Selective fluorescence sensing of Cu(II) ions using calix[4]pyrrole fabricated Ag nanoparticles: A spectroscopic and computational approach

The presence of Cu(II) at excessive levels can cause several undesirable issues to human health and to the environment as well. Hence, a simple, fast and selective method is needed to develop for monitoring the occurrence of Cu(II). In the present study, we report a novel fluorescent sensor for the selective and sensitive detection of Cu(II) using calix[4]pyrrole fabricated nano-Ag particles (CPTH-AgNPs). The selectivity of the method has been evaluated under optimal conditions of pH and temperature. Molecular Dynamics has been performed to understand the coating of calix[4]pyrrole tetrahydrazide around nano-Ag particles.
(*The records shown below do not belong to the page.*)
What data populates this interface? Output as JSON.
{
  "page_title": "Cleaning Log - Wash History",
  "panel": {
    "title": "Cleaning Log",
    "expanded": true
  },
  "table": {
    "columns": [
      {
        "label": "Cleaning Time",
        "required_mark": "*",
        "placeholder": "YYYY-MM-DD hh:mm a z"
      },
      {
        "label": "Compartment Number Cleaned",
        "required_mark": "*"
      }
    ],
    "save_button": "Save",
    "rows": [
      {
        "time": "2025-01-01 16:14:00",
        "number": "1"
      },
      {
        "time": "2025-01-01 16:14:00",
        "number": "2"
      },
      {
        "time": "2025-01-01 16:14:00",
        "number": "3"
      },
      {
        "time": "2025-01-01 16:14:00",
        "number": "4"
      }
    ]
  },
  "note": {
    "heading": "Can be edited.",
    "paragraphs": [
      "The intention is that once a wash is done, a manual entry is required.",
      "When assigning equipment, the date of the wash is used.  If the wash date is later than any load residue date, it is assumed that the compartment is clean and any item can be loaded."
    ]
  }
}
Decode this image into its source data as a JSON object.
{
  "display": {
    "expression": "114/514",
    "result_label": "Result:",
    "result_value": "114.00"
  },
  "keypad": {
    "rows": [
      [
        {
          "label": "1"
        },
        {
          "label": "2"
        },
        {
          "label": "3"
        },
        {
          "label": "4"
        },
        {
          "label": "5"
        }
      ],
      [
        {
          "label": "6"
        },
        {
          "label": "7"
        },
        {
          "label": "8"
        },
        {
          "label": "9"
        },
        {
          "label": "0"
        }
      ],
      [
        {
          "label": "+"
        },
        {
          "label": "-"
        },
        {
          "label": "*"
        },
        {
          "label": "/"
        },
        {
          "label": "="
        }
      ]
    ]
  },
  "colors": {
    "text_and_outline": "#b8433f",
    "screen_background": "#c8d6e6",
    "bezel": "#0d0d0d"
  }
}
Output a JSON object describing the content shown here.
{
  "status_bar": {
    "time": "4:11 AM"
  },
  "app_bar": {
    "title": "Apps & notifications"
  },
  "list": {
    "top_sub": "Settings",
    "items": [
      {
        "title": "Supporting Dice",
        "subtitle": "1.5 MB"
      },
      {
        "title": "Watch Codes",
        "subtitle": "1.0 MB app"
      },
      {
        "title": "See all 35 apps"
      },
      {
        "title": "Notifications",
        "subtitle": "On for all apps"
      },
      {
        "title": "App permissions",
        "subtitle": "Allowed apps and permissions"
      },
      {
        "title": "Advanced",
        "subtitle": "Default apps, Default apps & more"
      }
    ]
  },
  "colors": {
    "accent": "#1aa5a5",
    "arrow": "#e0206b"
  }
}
The computational modeling predicts the grafting of CPTH on the surface of AgNPs and unveils the role of non-covalent pi-pi intermolecular and H-bonding interactions. The conjugated features of calix[4]pyrrole and nanoparticles provide deep insights into the ion sensing phenomenon. The non-covalent interaction of Cu(II) with CPTH-AgNPs disturbs the intramolecular hydrogen bonding networks and causes aggregation of the nanoparticles as demonstrated by FT-IR, DLS and TEM analysis. The present work has also been extended for some bio-analytical applications such as antibacterial, and DNA (CT-DNA) binding studies, which indicate the importance of CPTH-AgNPs for designing an efficient drug-target carrier system. Moreover, the in vitro HeLa cell imaging based on fluorescence microscopy predicts the potential application of CPTH-AgNPs for targeted cancer treatment in living systems.